The battle over the Supreme Court isn’t just about abortion and LGBT rights; it’s also about the plutocracy vs the 99%. I am reminded of that not only in the Citizens United ruling, but also in the challenges to the Obamacare contraception mandate by religious institutions. How can businesses (such as nursing homes and craft stores) have beliefs about contraception ? (only people have beliefs!) Do businesses owners also own their employees? (Certainly not!) Why should the owners, and not the workers, choose the health insurance plan?
The concept of business ownership has shifted significantly over the years. In the 1950’s many thought that a business was run for the benefit of the workers, the buyers of the products and suppliers of raw materials, and the community at large. Shareholders had nothing more than a residual claim. Unfortunately, with the rise of the right wing think tanks, the plutocratic takeover of business schools, and the popularity of Milton Friedman (the darling of Reagan and Thatcher), owners and shareholders rose to a place of exaggerated importance. Then, with Karl Ican and the corporate raiders, (Mitt Romney included) the interests of workers, consumers and community declined even further. So when Supreme Court contenders like Amy Coney Barrett have taken positions in opposition to the contraception mandate, I wonder about how they view our rights at work. Do they view us as less than human? Not deserving of the same rights as the wealthy? I am especially disturbed when the contraception mandate is labeled as a matter of religious liberty. How can taking away a poor woman’s ability to choose contraception (over abstinence or pregnancy) be anything but a restriction of liberty?

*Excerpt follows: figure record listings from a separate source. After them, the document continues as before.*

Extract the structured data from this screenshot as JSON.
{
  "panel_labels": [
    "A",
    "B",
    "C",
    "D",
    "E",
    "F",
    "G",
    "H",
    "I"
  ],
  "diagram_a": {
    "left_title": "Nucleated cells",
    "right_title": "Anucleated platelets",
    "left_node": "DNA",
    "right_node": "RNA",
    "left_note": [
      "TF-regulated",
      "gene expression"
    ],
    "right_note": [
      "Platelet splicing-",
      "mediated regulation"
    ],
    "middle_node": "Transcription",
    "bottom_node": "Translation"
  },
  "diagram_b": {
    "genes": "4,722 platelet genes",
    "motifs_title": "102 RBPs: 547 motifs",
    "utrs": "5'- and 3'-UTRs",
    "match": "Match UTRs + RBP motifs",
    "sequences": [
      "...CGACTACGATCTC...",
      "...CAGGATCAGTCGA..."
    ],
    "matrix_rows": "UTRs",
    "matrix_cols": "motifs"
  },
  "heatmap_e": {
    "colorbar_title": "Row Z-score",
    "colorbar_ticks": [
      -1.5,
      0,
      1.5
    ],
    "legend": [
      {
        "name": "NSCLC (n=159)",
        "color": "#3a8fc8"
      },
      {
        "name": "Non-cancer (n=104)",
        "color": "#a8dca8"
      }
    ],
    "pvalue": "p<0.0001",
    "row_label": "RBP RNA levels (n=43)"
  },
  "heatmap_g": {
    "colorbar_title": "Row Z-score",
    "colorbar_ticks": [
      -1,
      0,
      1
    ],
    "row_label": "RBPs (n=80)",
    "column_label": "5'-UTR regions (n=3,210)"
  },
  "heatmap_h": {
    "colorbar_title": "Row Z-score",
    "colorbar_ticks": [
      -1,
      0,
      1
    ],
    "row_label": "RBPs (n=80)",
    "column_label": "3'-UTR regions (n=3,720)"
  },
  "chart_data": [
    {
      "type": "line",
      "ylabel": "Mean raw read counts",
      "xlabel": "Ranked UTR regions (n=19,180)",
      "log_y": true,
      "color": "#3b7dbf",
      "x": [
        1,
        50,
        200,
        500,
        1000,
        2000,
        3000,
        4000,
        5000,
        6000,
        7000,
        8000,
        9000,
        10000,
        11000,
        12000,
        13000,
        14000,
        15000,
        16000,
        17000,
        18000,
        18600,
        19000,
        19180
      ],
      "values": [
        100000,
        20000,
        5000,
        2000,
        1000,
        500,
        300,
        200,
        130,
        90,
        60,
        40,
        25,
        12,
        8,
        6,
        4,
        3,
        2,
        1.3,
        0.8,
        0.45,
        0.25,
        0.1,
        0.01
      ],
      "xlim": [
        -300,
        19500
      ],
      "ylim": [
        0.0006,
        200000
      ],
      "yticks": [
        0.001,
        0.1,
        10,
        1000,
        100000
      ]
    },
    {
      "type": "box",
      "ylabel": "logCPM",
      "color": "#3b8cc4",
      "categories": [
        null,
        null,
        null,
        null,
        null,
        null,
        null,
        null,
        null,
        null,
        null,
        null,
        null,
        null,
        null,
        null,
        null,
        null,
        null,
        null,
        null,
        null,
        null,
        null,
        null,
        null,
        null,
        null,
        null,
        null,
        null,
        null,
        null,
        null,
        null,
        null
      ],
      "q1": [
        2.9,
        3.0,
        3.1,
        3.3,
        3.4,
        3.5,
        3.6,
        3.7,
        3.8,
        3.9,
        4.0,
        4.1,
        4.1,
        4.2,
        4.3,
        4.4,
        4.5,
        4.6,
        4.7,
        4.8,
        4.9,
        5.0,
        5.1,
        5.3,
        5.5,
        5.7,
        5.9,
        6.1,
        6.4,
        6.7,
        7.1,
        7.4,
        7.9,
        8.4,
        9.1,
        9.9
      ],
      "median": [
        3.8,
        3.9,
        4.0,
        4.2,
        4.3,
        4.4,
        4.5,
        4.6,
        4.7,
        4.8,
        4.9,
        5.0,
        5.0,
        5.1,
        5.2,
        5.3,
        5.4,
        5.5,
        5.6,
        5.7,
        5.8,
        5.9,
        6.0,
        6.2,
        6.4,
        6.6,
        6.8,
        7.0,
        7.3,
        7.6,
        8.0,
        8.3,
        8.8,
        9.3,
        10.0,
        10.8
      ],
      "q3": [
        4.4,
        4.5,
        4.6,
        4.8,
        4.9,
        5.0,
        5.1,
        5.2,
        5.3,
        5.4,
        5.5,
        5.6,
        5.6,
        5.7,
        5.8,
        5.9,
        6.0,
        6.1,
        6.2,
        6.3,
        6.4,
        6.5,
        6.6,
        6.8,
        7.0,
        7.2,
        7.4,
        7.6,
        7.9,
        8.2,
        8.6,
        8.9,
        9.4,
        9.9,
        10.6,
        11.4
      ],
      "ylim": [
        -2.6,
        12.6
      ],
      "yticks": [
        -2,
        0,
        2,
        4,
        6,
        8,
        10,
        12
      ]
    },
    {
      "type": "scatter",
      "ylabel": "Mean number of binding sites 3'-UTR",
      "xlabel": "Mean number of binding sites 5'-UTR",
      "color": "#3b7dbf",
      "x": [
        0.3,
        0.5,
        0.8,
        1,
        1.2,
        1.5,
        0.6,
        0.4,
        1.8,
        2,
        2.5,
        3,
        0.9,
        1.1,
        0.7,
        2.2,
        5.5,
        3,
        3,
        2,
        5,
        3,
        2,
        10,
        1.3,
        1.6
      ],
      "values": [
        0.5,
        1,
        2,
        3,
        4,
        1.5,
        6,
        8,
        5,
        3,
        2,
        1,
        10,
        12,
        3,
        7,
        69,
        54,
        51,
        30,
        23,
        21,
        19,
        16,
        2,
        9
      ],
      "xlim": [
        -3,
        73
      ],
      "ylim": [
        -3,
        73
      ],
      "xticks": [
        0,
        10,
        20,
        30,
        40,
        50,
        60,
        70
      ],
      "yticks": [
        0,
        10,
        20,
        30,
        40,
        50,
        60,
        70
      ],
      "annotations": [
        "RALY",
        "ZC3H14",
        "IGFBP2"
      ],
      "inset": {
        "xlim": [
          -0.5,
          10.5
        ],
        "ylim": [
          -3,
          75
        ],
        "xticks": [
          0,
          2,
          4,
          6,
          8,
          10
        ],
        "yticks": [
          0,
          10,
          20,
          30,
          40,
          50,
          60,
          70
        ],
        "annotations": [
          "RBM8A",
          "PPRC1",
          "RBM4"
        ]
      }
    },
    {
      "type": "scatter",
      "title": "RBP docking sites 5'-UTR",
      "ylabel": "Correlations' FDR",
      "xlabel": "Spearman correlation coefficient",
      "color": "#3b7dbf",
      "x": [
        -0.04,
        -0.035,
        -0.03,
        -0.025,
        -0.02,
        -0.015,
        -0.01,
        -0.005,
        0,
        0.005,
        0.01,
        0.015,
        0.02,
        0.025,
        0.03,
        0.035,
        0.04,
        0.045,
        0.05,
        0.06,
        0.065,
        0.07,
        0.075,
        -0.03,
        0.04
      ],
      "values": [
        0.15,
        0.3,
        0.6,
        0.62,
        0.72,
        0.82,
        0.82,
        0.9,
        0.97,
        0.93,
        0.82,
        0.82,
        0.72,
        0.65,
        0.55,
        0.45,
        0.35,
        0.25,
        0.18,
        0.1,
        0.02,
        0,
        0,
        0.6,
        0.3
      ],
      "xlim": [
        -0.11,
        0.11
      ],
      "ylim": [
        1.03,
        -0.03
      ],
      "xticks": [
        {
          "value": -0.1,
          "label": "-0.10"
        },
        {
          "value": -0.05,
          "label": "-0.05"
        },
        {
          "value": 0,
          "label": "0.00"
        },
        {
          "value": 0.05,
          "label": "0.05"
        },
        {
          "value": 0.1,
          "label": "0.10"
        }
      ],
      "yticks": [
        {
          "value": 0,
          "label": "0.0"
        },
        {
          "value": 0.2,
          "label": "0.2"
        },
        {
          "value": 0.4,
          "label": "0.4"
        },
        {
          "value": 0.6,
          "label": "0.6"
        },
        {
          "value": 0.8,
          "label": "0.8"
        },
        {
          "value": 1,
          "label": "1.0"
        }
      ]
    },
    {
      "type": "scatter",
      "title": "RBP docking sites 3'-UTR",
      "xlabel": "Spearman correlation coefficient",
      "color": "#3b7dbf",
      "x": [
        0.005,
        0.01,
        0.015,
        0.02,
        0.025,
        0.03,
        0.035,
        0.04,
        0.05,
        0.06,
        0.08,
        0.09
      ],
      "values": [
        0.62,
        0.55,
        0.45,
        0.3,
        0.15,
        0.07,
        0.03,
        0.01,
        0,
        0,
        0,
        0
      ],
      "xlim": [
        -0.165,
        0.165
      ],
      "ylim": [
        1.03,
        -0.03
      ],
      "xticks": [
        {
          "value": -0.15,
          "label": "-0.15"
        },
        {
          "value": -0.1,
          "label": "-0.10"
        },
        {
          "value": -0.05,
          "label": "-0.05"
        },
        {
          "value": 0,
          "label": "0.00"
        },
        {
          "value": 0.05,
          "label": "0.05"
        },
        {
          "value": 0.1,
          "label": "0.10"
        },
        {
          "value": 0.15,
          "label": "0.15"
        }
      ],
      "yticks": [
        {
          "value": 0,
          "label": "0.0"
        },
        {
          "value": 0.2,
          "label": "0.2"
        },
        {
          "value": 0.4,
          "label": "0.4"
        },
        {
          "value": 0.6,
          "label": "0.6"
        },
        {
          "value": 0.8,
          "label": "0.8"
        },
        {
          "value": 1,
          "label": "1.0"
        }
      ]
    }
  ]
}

Long before Citizens United there was the Lochner decision where the court also took rights granted to people and applied them to businesses. The Lochner decision overturned a New York Law that limited bakers’ hours to a maximum of 10 hours per day. The court’s justification came from the 14th amendment of 1868. Part of the intent of that amendment was to allow freed slaves to have a right to make a living and choose their line of work. In 1905 the jurists applied that idea of a right to livelihood to the owners of the bakery whose profits might be restricted if laws were passed to protect workers. For 40 years the courts struck down workplace regulations including minimum wage laws, using the rational from the Lochner decision. Don Wiilett, on Trump’s list of possible Supreme Court nominees, says he wants to bring back Lochner. (But then again, he also supports the intent of the 14th amendment, as when he rails against the corrupt asset forfeiture activities of the police.)
We need a Supreme Court that recognizes that people in their role as wage-earners need protections from tyrannical employers, and people as community members need protections from pollution, and people as citizens need protection from business and plutocratic attempts at government corruption.